Esta tradição apostólica progride e é acompanhada na Igreja sob a assistência do Espírito Santo. Assim como também progride a percepção e reflexão da Igreja em tudo o que foi transmitido nos primórdios, tanto dos eventos como das palavras.
O Magistério
A constituição dogmática Dei Verbum, do Concilio Ecumênico Vaticano II, define que a Sagrada Tradição e a Sagrada Escritura constituem um só depósito sagrado da palavra de Deus, confiado à Igreja; aderindo a este, todo o Povo santo persevera unido aos seus pastores na doutrina dos Apóstolos e na comunhão, na fração do pão e na oração.
Porém, o ato de interpretar autenticamente a palavra de Deus, escrita ou contida na Tradição, foi confiado só ao magistério vivo da Igreja, cuja autoridade é exercida em nome de Jesus Cristo.
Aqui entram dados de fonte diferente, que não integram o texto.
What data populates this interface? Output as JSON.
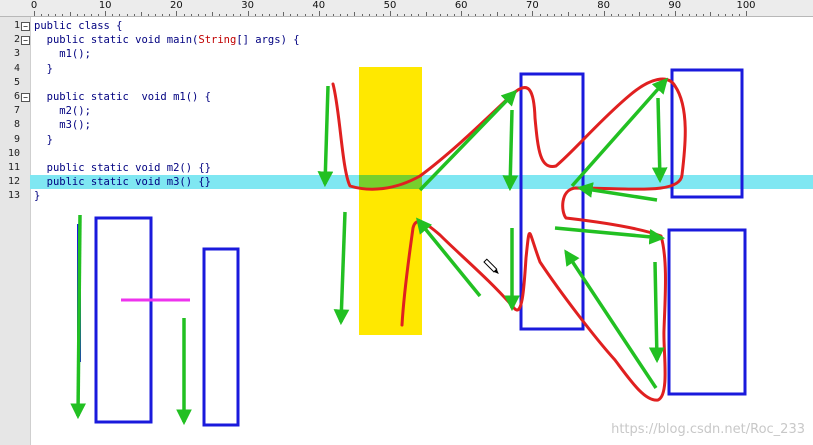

Este magistério não está acima da palavra de Deus, mas ao seu serviço, ensinando apenas o que foi transmitido, enquanto, por mandato divino e com a assistência do Espírito Santo, a ouve piamente, a guarda religiosamente e a expõe fielmente.
É claro, portanto, que a Sagrada Tradição, a Sagrada Escritura e o Magistério da Igreja, segundo o desígnio de Deus, se unem e se associam de tal modo que, um sem os outros não se mantém, e todos juntos, cada um a seu modo, sob a ação do mesmo Espírito Santo, contribuem para a salvação das almas.
A Origem
Desde os tempos de Santo Anselmo, a teologia foi configurada como “fides quaerens intellectum” (a fé em busca do entendimento). Mas a elaboração teológica começa com o “auditus fidei”, a escuta da fé que precede o “intellectus fidei”, sua elaboração científica e racional.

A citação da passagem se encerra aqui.